Detailansicht 2012

2011
16 Hoher Grad an Kochkunst, Kreativität und Qualität

Bewertung aus
GAULT MILLAU Österreich 2011.


Das reizvolle Tannheimer Tal ist nicht nur seiner landschaftlichen Schönheit wegen ein beliebtes Ziel, auch die Gourmets kommen hier auf ihre Kosten. Die kleine, gemütliche Tannheimer Stube hat sich zu einer Oase des Genusses entwickelt, wenngleich die hohen Erwartungen der vergangenen Jahre heuer nicht ganz erfüllt werden konnten. Aus einer siebengängigen Menüfolge konnte mit oder ohne Taube gewählt werden, eine Menüalternative wie in den vorangegangenen Jahren wurde diesmal nicht geboten. Knusprige, warme Ciabatta mit Olivenöl, Balsamico und Tapenade und ein sehr geschmackvolles Amuse geule aus Büffelmozzarella, Tomaten, Basilikum und Makrele erwiesen sich als tadelloser Auftakt des mediterran gehaltenen Menüs. Unvergleichlich gut und zart das Beef Tatar, ebenso lobenswert die zarten Langostinos mit gegrilltem weißen Spargel. Wunderbar für Auge und Gaumen der Scampo rosso mit Zitronen-Couscous, geschmortem Mangold und Krustentierjus, ebenfalls vorzüglich abgestimmt und dekorativ auf den Teller gebracht war der Salat von der Rotbarbe mit Aubergine und Tomate. Wenngleich optisch immer sehr reizvoll, so fiel doch auf, wie ähnlich einander sämtliche Gerichte sahen. Als erfrischender Zwischengang wurde ein geschmacklich überraschendes Himbeersorbet mit Salz aus Zypern und Olivenöl von Küchenchef Raffaele Cannizzaro persönlich serviert. Die Verbindung von Tradition und Innovation wurde mit dem rosa gebratenen Tiroler Rindsfilet mit Trüffelvinaigrette und belgischem Chicorée realisiert, wobei das Trüffelaroma leider irgendwo verloren ging. Eine süße Verführung, wie auf der Menükarte versprochen, war „Dies und das von der Kirsche" zumindest bedingt. In zwei Gängen erfreute ein delikates Kirschenragout mit Schokolade-Ganache. Die Weinkarte ist sehr gut sortiert und auf österreichische Weine fokussiert.

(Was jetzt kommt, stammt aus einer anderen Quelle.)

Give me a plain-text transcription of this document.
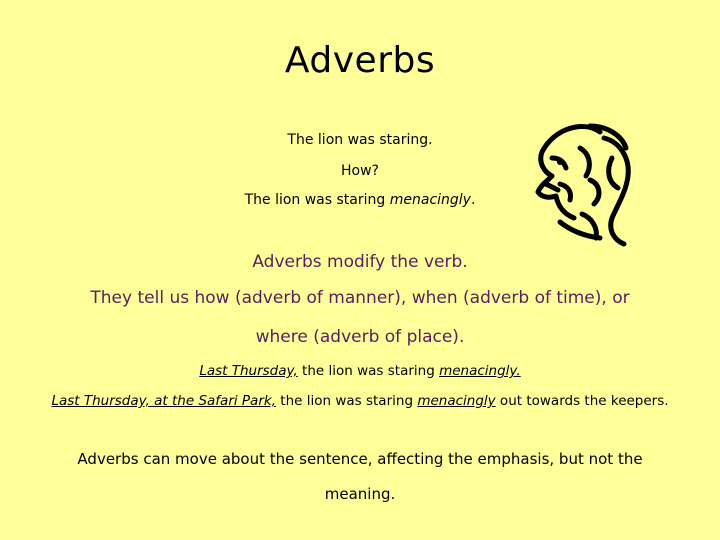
Adverbs
The lion was staring.
How?
The lion was staring menacingly.
Adverbs modify the verb.
They tell us how (adverb of manner), when (adverb of time), or
where (adverb of place).
Last Thursday, the lion was staring menacingly.
Last Thursday, at the Safari Park, the lion was staring menacingly out towards the keepers.
Adverbs can move about the sentence, affecting the emphasis, but not the meaning.
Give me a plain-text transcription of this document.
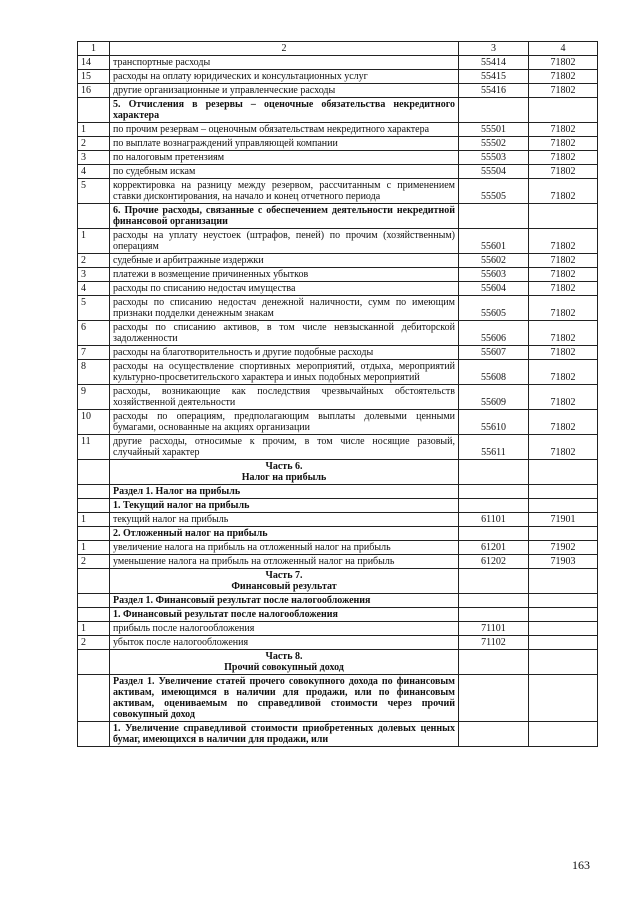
1	2	3	4
14	транспортные расходы	55414	71802
15	расходы на оплату юридических и консультационных услуг	55415	71802
16	другие организационные и управленческие расходы	55416	71802
	5. Отчисления в резервы – оценочные обязательства некредитного характера		
1	по прочим резервам – оценочным обязательствам некредитного характера	55501	71802
2	по выплате вознаграждений управляющей компании	55502	71802
3	по налоговым претензиям	55503	71802
4	по судебным искам	55504	71802
5	корректировка на разницу между резервом, рассчитанным с применением ставки дисконтирования, на начало и конец отчетного периода	55505	71802
	6. Прочие расходы, связанные с обеспечением деятельности некредитной финансовой организации		
1	расходы на уплату неустоек (штрафов, пеней) по прочим (хозяйственным) операциям	55601	71802
2	судебные и арбитражные издержки	55602	71802
3	платежи в возмещение причиненных убытков	55603	71802
4	расходы по списанию недостач имущества	55604	71802
5	расходы по списанию недостач денежной наличности, сумм по имеющим признаки подделки денежным знакам	55605	71802
6	расходы по списанию активов, в том числе невзысканной дебиторской задолженности	55606	71802
7	расходы на благотворительность и другие подобные расходы	55607	71802
8	расходы на осуществление спортивных мероприятий, отдыха, мероприятий культурно-просветительского характера и иных подобных мероприятий	55608	71802
9	расходы, возникающие как последствия чрезвычайных обстоятельств хозяйственной деятельности	55609	71802
10	расходы по операциям, предполагающим выплаты долевыми ценными бумагами, основанные на акциях организации	55610	71802
11	другие расходы, относимые к прочим, в том числе носящие разовый, случайный характер	55611	71802
	Часть 6.
Налог на прибыль		
	Раздел 1. Налог на прибыль		
	1. Текущий налог на прибыль		
1	текущий налог на прибыль	61101	71901
	2. Отложенный налог на прибыль		
1	увеличение налога на прибыль на отложенный налог на прибыль	61201	71902
2	уменьшение налога на прибыль на отложенный налог на прибыль	61202	71903
	Часть 7.
Финансовый результат		
	Раздел 1. Финансовый результат после налогообложения		
	1. Финансовый результат после налогообложения		
1	прибыль после налогообложения	71101	
2	убыток после налогообложения	71102	
	Часть 8.
Прочий совокупный доход		
	Раздел 1. Увеличение статей прочего совокупного дохода по финансовым активам, имеющимся в наличии для продажи, или по финансовым активам, оцениваемым по справедливой стоимости через прочий совокупный доход		
	1. Увеличение справедливой стоимости приобретенных долевых ценных бумаг, имеющихся в наличии для продажи, или		
163
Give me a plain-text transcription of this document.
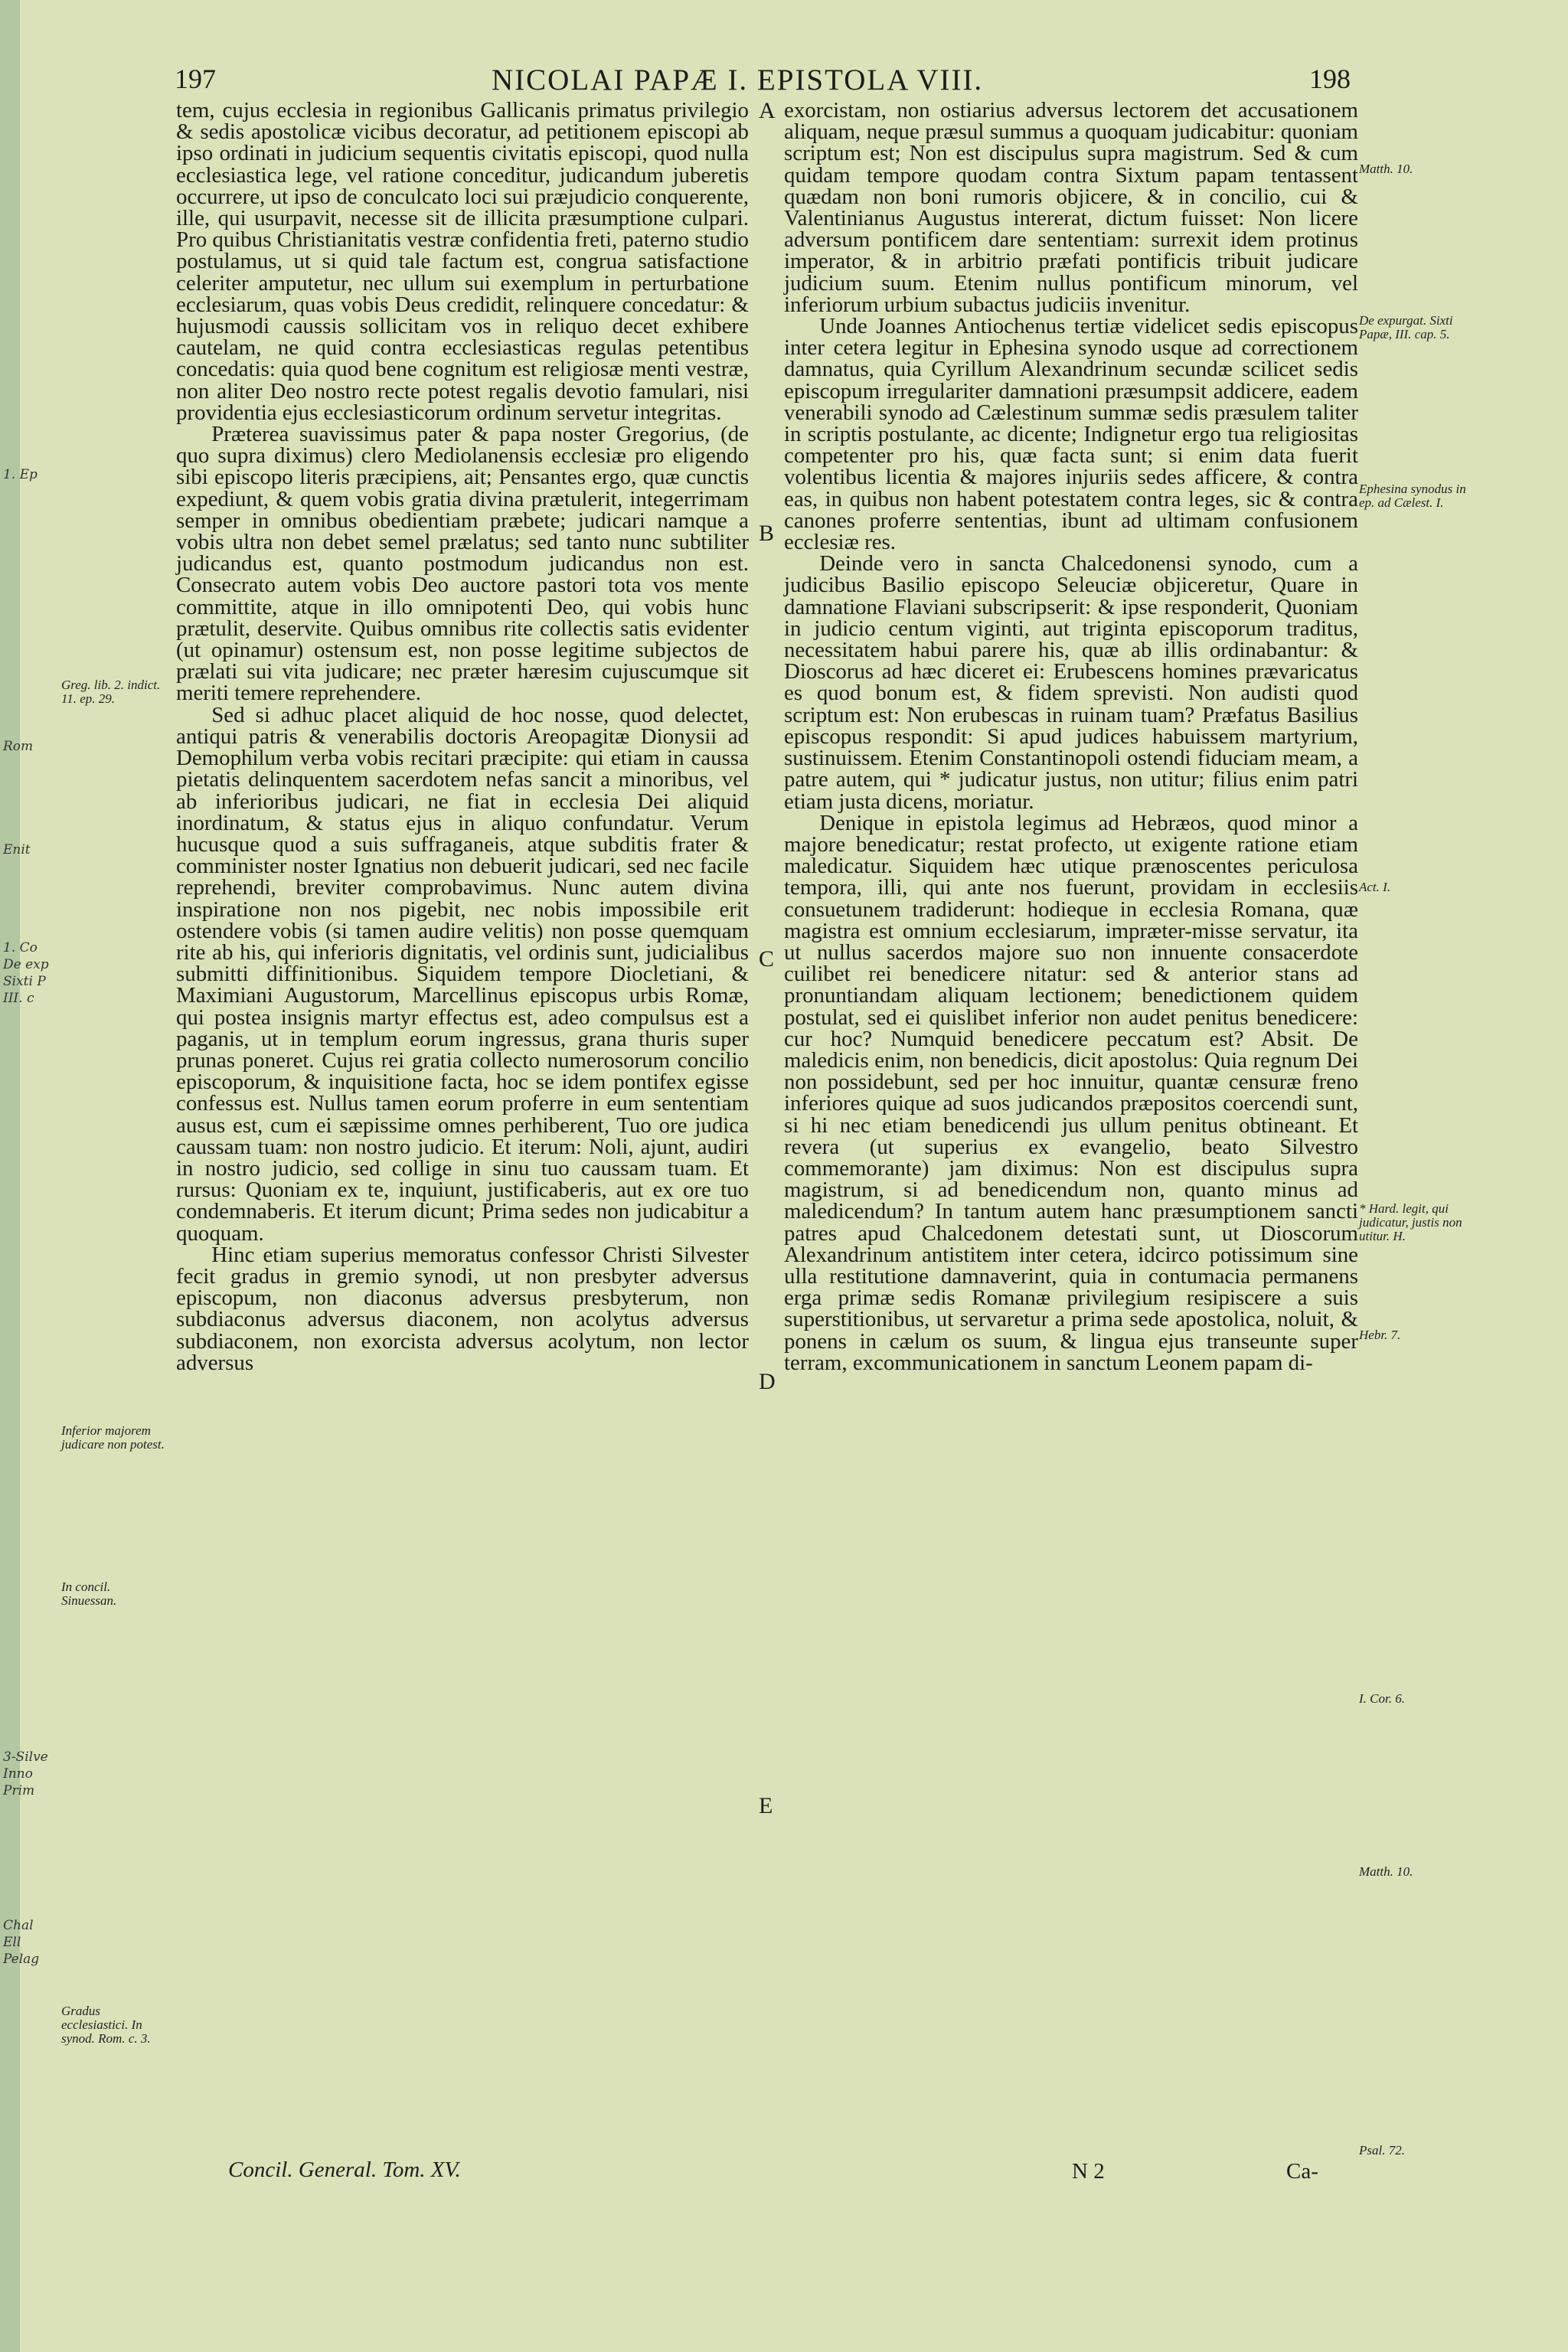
1. Ep
Rom
Enit
1. Co
De exp
Sixti P
III. c
3-Silve
Inno
Prim
Chal
Ell
Pelag
197	NICOLAI PAPÆ I. EPISTOLA VIII.	198

tem, cujus ecclesia in regionibus Gallicanis primatus privilegio & sedis apostolicæ vicibus decoratur, ad petitionem episcopi ab ipso ordinati in judicium sequentis civitatis episcopi, quod nulla ecclesiastica lege, vel ratione conceditur, judicandum juberetis occurrere, ut ipso de conculcato loci sui præjudicio conquerente, ille, qui usurpavit, necesse sit de illicita præsumptione culpari. Pro quibus Christianitatis vestræ confidentia freti, paterno studio postulamus, ut si quid tale factum est, congrua satisfactione celeriter amputetur, nec ullum sui exemplum in perturbatione ecclesiarum, quas vobis Deus credidit, relinquere concedatur: & hujusmodi caussis sollicitam vos in reliquo decet exhibere cautelam, ne quid contra ecclesiasticas regulas petentibus concedatis: quia quod bene cognitum est religiosæ menti vestræ, non aliter Deo nostro recte potest regalis devotio famulari, nisi providentia ejus ecclesiasticorum ordinum servetur integritas.

Præterea suavissimus pater & papa noster Gregorius, (de quo supra diximus) clero Mediolanensis ecclesiæ pro eligendo sibi episcopo literis præcipiens, ait; Pensantes ergo, quæ cunctis expediunt, & quem vobis gratia divina prætulerit, integerrimam semper in omnibus obedientiam præbete; judicari namque a vobis ultra non debet semel prælatus; sed tanto nunc subtiliter judicandus est, quanto postmodum judicandus non est. Consecrato autem vobis Deo auctore pastori tota vos mente committite, atque in illo omnipotenti Deo, qui vobis hunc prætulit, deservite. Quibus omnibus rite collectis satis evidenter (ut opinamur) ostensum est, non posse legitime subjectos de prælati sui vita judicare; nec præter hæresim cujuscumque sit meriti temere reprehendere.

Sed si adhuc placet aliquid de hoc nosse, quod delectet, antiqui patris & venerabilis doctoris Areopagitæ Dionysii ad Demophilum verba vobis recitari præcipite: qui etiam in caussa pietatis delinquentem sacerdotem nefas sancit a minoribus, vel ab inferioribus judicari, ne fiat in ecclesia Dei aliquid inordinatum, & status ejus in aliquo confundatur. Verum hucusque quod a suis suffraganeis, atque subditis frater & comminister noster Ignatius non debuerit judicari, sed nec facile reprehendi, breviter comprobavimus. Nunc autem divina inspiratione non nos pigebit, nec nobis impossibile erit ostendere vobis (si tamen audire velitis) non posse quemquam rite ab his, qui inferioris dignitatis, vel ordinis sunt, judicialibus submitti diffinitionibus. Siquidem tempore Diocletiani, & Maximiani Augustorum, Marcellinus episcopus urbis Romæ, qui postea insignis martyr effectus est, adeo compulsus est a paganis, ut in templum eorum ingressus, grana thuris super prunas poneret. Cujus rei gratia collecto numerosorum concilio episcoporum, & inquisitione facta, hoc se idem pontifex egisse confessus est. Nullus tamen eorum proferre in eum sententiam ausus est, cum ei sæpissime omnes perhiberent, Tuo ore judica caussam tuam: non nostro judicio. Et iterum: Noli, ajunt, audiri in nostro judicio, sed collige in sinu tuo caussam tuam. Et rursus: Quoniam ex te, inquiunt, justificaberis, aut ex ore tuo condemnaberis. Et iterum dicunt; Prima sedes non judicabitur a quoquam.

Hinc etiam superius memoratus confessor Christi Silvester fecit gradus in gremio synodi, ut non presbyter adversus episcopum, non diaconus adversus presbyterum, non subdiaconus adversus diaconem, non acolytus adversus subdiaconem, non exorcista adversus acolytum, non lector adversus

exorcistam, non ostiarius adversus lectorem det accusationem aliquam, neque præsul summus a quoquam judicabitur: quoniam scriptum est; Non est discipulus supra magistrum. Sed & cum quidam tempore quodam contra Sixtum papam tentassent quædam non boni rumoris objicere, & in concilio, cui & Valentinianus Augustus intererat, dictum fuisset: Non licere adversum pontificem dare sententiam: surrexit idem protinus imperator, & in arbitrio præfati pontificis tribuit judicare judicium suum. Etenim nullus pontificum minorum, vel inferiorum urbium subactus judiciis invenitur.

Unde Joannes Antiochenus tertiæ videlicet sedis episcopus inter cetera legitur in Ephesina synodo usque ad correctionem damnatus, quia Cyrillum Alexandrinum secundæ scilicet sedis episcopum irregulariter damnationi præsumpsit addicere, eadem venerabili synodo ad Cælestinum summæ sedis præsulem taliter in scriptis postulante, ac dicente; Indignetur ergo tua religiositas competenter pro his, quæ facta sunt; si enim data fuerit volentibus licentia & majores injuriis sedes afficere, & contra eas, in quibus non habent potestatem contra leges, sic & contra canones proferre sententias, ibunt ad ultimam confusionem ecclesiæ res.

Deinde vero in sancta Chalcedonensi synodo, cum a judicibus Basilio episcopo Seleuciæ objiceretur, Quare in damnatione Flaviani subscripserit: & ipse responderit, Quoniam in judicio centum viginti, aut triginta episcoporum traditus, necessitatem habui parere his, quæ ab illis ordinabantur: & Dioscorus ad hæc diceret ei: Erubescens homines prævaricatus es quod bonum est, & fidem sprevisti. Non audisti quod scriptum est: Non erubescas in ruinam tuam? Præfatus Basilius episcopus respondit: Si apud judices habuissem martyrium, sustinuissem. Etenim Constantinopoli ostendi fiduciam meam, a patre autem, qui * judicatur justus, non utitur; filius enim patri etiam justa dicens, moriatur.

Denique in epistola legimus ad Hebræos, quod minor a majore benedicatur; restat profecto, ut exigente ratione etiam maledicatur. Siquidem hæc utique prænoscentes periculosa tempora, illi, qui ante nos fuerunt, providam in ecclesiis consuetunem tradiderunt: hodieque in ecclesia Romana, quæ magistra est omnium ecclesiarum, impræter-misse servatur, ita ut nullus sacerdos majore suo non innuente consacerdote cuilibet rei benedicere nitatur: sed & anterior stans ad pronuntiandam aliquam lectionem; benedictionem quidem postulat, sed ei quislibet inferior non audet penitus benedicere: cur hoc? Numquid benedicere peccatum est? Absit. De maledicis enim, non benedicis, dicit apostolus: Quia regnum Dei non possidebunt, sed per hoc innuitur, quantæ censuræ freno inferiores quique ad suos judicandos præpositos coercendi sunt, si hi nec etiam benedicendi jus ullum penitus obtineant. Et revera (ut superius ex evangelio, beato Silvestro commemorante) jam diximus: Non est discipulus supra magistrum, si ad benedicendum non, quanto minus ad maledicendum? In tantum autem hanc præsumptionem sancti patres apud Chalcedonem detestati sunt, ut Dioscorum Alexandrinum antistitem inter cetera, idcirco potissimum sine ulla restitutione damnaverint, quia in contumacia permanens erga primæ sedis Romanæ privilegium resipiscere a suis superstitionibus, ut servaretur a prima sede apostolica, noluit, & ponens in cælum os suum, & lingua ejus transeunte super terram, excommunicationem in sanctum Leonem papam di-

A
B
C
D
E
Greg. lib. 2. indict. 11. ep. 29.
Inferior majorem judicare non potest.
In concil. Sinuessan.
Gradus ecclesiastici. In synod. Rom. c. 3.
Matth. 10.
De expurgat. Sixti Papæ, III. cap. 5.
Ephesina synodus in ep. ad Cælest. I.
Act. I.
* Hard. legit, qui judicatur, justis non utitur. H.
Hebr. 7.
I. Cor. 6.
Matth. 10.
Psal. 72.
Concil. General. Tom. XV.	N 2	Ca-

An einem wunderbaren Platz gelegen, so dass von dieser kleinen Anhöhe aus ein grandioser Blick auf die einmalige Bergwelt zum visuellen Genuss wird. Ruhe, rundum grüne Wiesen, frische Luft und kein störender Verkehr. In den 35 noblen Zimmern fühlt man sich nicht nur wohl, man wird auch individuell betreut. Ob auf der gemütlichen Liegewiese, am Außenpool, bei einer erlebnisreichen Wanderung mit Bergführer, einem Almfrühstück oder sportlichen Aktivitäten wie Rad- oder Nordic-Walking-Touren, es bietet sich für jeden Geschmack etwas. Der neue Beautyraum mit seinen Wellness- und Schönheitsbehandlungen, der ganzjährig beheizte Pool, die Sauna in der Blockhütte, Biosauna oder Dampfbad sind Garantie für zufriedene, immer wiederkehrende Gäste.

2010
17 Höchste Kreativität und Qualität, bestmögliche Zubereitung

Bewertung aus
GAULT MILLAU Österreich 2010.


Gerade in so hoch bewerteten Restaurants, wie die Tannheimer Stube seit Jahren eines ist, wird ein Wechsel des Küchenchefs zu Recht aufmerksam verfolgt. Doch es darf Entwarnung gegeben werden. Der Deutsch-Italiener Raffaele Cesare Cannizzaro beherrscht sein Handwerk genauso souverän wie dessen Vorgänger Jürgen Benker. Am heimeligen Ambiente und dem herzlichen Service hat sich ja ohnehin nichts geändert. Die Gäste der Tannheimer Stube haben die Wahl zwischen zwei Menüs, die dankenswerterweise beliebig kombiniert werden können. Cannizzaro bietet einen gelungenen Mix zwischen Klassikern, die einfach jedem schmecken (Seeteufel, Limousin-Lammrücken, Steinbutt) und etwas gewagteren Kombinationen (Oktopus im eigenen Saft, Sashimi vom Schwertfisch, Kalbshaxe sous vide, d. h. unter Vakuum bei niedriger Temperatur, Anm.), die auch neugierige Schlemmer glücklich machen. Nach köstlichen Amuse gueules (Carpaccio, Melanzani-Bällchen, Räucheraal) starteten wir mit winzigen Jakobsmuscheln auf Topinambur mit Schinkenjus. Eine ungewöhnliche, jedoch in jeder Hinsicht gelungene Kombination. Ebenfalls großartig der geschmorte Oktopus und der darauf folgende saftige Steinbutt mit Artischocken-Salat. Ein weiteres Highlight dann die sous vide gegarte Kalbshaxe, die von zwei knackig-knusprigen Spargelstangen begleitet wurde. Auch das Dessert (drei Variationen vom Pfirsich) hielt das solide Drei-Hauben-Niveau locker. Doch ein gelungenes Essen hängt ja nicht nur von der Küchenleistung ab. Eine perfekt abgestimmte Weinbegleitung und ein Bilderbuch-Service machten einen wunderschönen Abend vollkommen.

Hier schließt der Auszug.